Marriage Tips for the Young
Many first marriages are ending in divorce. Still we will marry so what should we do to keep our relationships alive. Here are some suggestions from Patti Faughn, Family Life Educator in the Springfield Center, Rutgers University:
- If you make marriage a top priority you will gain from your marriage. Married people are generally healthier, wealthier and happier.
- Learn and practice relationship skills like dating relationships and marriage.
- Education makes a difference. People with more education are more likely to marry and less likely to divorce.
- Delay sexual activity to avoid heartaches and regrets such as sexually transmitted infections, teen pregnancy, and HIV by waiting until you are older and/or married.

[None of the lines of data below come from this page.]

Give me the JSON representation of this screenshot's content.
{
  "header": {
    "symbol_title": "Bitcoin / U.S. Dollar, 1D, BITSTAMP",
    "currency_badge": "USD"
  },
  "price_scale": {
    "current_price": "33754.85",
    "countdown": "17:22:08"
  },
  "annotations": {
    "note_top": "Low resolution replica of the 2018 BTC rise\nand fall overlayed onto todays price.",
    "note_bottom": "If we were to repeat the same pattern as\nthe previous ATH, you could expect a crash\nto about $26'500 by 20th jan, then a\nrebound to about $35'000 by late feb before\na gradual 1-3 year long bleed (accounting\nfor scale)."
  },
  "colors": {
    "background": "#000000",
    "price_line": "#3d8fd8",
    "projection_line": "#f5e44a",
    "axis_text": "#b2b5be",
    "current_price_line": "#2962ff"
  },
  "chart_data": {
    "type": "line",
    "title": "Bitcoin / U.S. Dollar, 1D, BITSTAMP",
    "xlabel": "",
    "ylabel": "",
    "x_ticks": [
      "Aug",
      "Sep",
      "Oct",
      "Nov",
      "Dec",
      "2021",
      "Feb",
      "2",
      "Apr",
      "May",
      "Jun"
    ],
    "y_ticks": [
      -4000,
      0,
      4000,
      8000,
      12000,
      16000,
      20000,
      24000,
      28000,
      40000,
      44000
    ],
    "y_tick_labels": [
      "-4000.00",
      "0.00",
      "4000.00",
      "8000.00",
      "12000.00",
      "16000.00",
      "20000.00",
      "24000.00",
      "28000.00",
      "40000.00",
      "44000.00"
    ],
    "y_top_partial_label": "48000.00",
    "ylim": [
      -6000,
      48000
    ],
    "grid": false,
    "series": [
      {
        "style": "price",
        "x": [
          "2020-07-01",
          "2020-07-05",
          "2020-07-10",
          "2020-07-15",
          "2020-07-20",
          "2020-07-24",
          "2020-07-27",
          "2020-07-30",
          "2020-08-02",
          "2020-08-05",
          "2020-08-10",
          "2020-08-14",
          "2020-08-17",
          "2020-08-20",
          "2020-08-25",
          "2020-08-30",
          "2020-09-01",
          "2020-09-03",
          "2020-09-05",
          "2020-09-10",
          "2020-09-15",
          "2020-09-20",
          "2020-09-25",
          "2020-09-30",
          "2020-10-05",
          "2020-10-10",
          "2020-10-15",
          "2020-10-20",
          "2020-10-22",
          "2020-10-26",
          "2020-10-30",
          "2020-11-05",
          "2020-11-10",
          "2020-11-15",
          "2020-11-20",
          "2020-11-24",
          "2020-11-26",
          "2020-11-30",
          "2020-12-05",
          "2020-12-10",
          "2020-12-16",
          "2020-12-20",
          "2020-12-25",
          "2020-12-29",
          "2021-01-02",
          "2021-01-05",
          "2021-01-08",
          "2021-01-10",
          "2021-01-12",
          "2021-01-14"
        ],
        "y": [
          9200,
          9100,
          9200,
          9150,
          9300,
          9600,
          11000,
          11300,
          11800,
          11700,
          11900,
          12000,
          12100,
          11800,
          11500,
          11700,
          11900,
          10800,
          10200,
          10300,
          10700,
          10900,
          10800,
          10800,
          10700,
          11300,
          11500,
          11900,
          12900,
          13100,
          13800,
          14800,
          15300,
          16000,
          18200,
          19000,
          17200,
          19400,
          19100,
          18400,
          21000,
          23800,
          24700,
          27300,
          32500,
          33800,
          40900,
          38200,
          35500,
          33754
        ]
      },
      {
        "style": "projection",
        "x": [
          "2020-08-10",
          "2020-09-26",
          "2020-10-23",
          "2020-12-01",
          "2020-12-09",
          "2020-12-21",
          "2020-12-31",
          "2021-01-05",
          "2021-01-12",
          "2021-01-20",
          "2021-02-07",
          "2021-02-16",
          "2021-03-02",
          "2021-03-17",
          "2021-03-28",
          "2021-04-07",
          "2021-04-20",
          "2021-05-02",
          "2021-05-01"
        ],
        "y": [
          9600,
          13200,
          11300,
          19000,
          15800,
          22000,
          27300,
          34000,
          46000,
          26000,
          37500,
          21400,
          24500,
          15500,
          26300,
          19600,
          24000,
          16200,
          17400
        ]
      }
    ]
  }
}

- Marry only after you are at least twenty years old. Teens are two to three times more likely to get divorced.
- Have a child only after you marry and are at least 20 years old. Teen mothers are likely to live in poverty and never finish high school. Children of unwed parents face greater risks for depression, mental illness, crime, poverty, substance abuse, school drop out, teen pregnancy and suicide.
- Know the person you plan to marry. Know each other’s backgrounds, goals, personalities, beliefs and values because all these would increase the likeliness of success in marriage.
- Living together before marriage is linked to a less satisfying marriage and a higher divorce risk. So, refrain from living together outside of marriage.
- Strengthen your relationship with a trusted adult. Those who share their life and concerns with a caring adult have fewer problems. Whether it’s a parent, relative, pastor or teacher, find an adult who is a positive role model.
- Premarital courses can help you have a satisfying marriage and see how well matched you are as a couple. So, take a premarital course with your partner before marriage.